A morte de João Paulo I foi objeto de inúmeros estudos e depoimentos,
vários deles sugerindo que Luciani teria sido assassinado em virtude
das mudanças que iniciara nas estruturas de poder do Vaticano. O fato é
que Luciani não tinha histórico de problemas de saúde e vários fatos que
cercam sua morte nunca foram esclarecidos.
O principal deles é que até hoje não se sabe o motivo da morte, se
foi embolia pulmonar ou infarto do miocárdio. O Vaticano não permitiu a
autópsia, alegando que a lei canônica impunha essa restrição. Além
disso, há o registro de que os embalsamadores do corpo de João Paulo I
foram buscados em suas residências às 5 horas da manhã, ao passo que
existem duas versões para o horário em que ele foi encontrado morto:
4h30 e 5h30.
Segundo aqueles que sustentam que Albino Luciani foi assassinado, em
um clássico golpe palaciano dentro das tradições do Vaticano, as
motivações estariam relacionadas com o possível deslocamento do cardeal
americano Paul Marcinkus da presidência do Banco do Vaticano. Marcinkus,
que tinha sido guarda-costas do papa Paulo VI e era conhecido pelo
apelido de "gorila", por causa de sua compleição física, acabou sendo um
bastante longevo presidente de banco: ocupou o cargo entre 1971 e 1989.

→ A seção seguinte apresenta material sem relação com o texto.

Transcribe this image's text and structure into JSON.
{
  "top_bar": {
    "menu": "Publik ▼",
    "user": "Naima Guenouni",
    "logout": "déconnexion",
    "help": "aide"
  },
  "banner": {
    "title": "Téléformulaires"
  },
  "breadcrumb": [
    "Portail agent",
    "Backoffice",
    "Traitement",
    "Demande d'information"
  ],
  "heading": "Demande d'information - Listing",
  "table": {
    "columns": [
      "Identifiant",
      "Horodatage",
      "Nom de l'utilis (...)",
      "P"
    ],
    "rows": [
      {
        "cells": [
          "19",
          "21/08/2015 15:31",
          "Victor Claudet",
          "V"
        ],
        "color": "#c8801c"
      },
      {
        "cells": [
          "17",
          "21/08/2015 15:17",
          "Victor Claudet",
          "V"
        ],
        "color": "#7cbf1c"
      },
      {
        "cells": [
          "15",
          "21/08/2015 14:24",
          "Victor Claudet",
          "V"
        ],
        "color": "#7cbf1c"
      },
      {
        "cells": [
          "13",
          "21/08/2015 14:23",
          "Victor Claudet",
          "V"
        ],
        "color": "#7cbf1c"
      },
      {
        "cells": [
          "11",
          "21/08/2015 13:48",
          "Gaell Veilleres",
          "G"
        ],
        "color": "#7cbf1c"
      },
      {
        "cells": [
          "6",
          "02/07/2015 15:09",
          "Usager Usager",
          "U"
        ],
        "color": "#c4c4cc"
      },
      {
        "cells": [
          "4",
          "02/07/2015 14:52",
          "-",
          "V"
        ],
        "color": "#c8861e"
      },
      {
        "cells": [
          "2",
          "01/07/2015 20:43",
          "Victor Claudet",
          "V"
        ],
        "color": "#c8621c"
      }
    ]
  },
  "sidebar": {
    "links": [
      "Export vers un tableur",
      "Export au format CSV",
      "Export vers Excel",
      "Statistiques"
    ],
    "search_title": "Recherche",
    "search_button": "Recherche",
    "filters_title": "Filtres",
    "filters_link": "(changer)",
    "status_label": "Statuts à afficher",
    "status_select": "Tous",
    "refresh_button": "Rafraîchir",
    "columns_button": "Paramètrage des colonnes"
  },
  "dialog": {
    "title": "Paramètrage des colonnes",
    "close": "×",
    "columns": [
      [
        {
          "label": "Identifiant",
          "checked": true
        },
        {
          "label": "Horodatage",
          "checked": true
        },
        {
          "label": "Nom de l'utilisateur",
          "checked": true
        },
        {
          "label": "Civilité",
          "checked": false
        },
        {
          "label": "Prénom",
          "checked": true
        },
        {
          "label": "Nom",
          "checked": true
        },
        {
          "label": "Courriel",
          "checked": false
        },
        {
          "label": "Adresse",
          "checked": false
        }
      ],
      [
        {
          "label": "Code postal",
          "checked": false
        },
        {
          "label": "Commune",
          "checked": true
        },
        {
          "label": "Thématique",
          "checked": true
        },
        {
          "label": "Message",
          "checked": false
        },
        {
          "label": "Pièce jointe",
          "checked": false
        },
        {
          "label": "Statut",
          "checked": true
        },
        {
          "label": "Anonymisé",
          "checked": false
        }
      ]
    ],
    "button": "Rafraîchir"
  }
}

Foi protagonista de um dos maiores escândalos do Vaticano quando, em
1982, o Banco Ambrosiano de Milão, que tinha 16% de seu capital
controlado pelo Banco do Vaticano, quebrou.
As investigações da falência do Banco Ambrosiano trouxeram à tona
outras ações nebulosas que envolviam o nome de Marcinkus. Como se
tratava de uma investigação no âmbito da Justiça italiana, o Vaticano
acabou dando asilo a Marcinkus para que ele escapasse da prisão. Jamais
se saberá se João Paulo I foi vítima de assassinato. O que se sabe é que
ele queria mudanças e não as fez porque seu papado durou somente 33
dias.
Transcorreram 34 anos entre as eleições de João Paulo I e do papa
Francisco. Nesse período, a Itália passou por profundas mudanças
institucionais, dentre as quais a domesticação da máfia por meio da
Operação Mãos Limpas. Operações financeiras fraudulentas são sempre
possíveis, mas, com o decorrer dos anos, os controles aumentaram, até
mesmo na Itália, onde o ex-banqueiro ítalo-brasileiro Salvatore Caciolla
ficou foragido por quase seis anos.
O também italiano Maquiavel dedicou capítulos importantes de "O
Príncipe" para mostrar quão difícil é mudar o status quo. Alianças já
estabelecidas só são modificadas com muita dificuldade, em particular
quando, como é o caso do Vaticano, os procedimentos de manutenção do
poder são pouco transparentes. A renúncia de Bento XVI pode muito bem
ter sido motivada, dentre outras coisas, pela resistência da burocracia a
mudanças. A escolha do primeiro papa jesuíta e do Hemisfério Sul pode
ter sido a forma encontrada pelos cardeais de possibilitar uma ampla
aliança em favor da mudança.
D. Cláudio Hummes, o principal articulador da vitória eleitoral do
cardeal Bergoglio, além de ser franciscano tem em sua biografia o apoio
determinado concedido ao então líder sindical Lula, na longa greve dos
metalúrgicos do ABC, em 1980. No dia 1º de abril daquele ano, após uma
assembleia de trabalhadores que reuniu 60 mil metalúrgicos no estádio de
Vila Euclides, em São Bernardo do Campo, foi iniciada uma greve geral
em toda a região do ABC. D. Cláudio, que naquela época era bispo da
diocese de Santo André, divulgou uma nota oficial em que pedia a
colaboração de todas as paróquias no apoio à greve. D. Cláudio ficou
nacionalmente conhecido porque permitiu que os metalúrgicos perseguidos
pela polícia fizessem uma memorável assembleia dentro da igreja-matriz
de São Bernardo. A aliança entre a Igreja Católica e o movimento
sindical foi crucial para o sucesso do movimento liderado por Lula.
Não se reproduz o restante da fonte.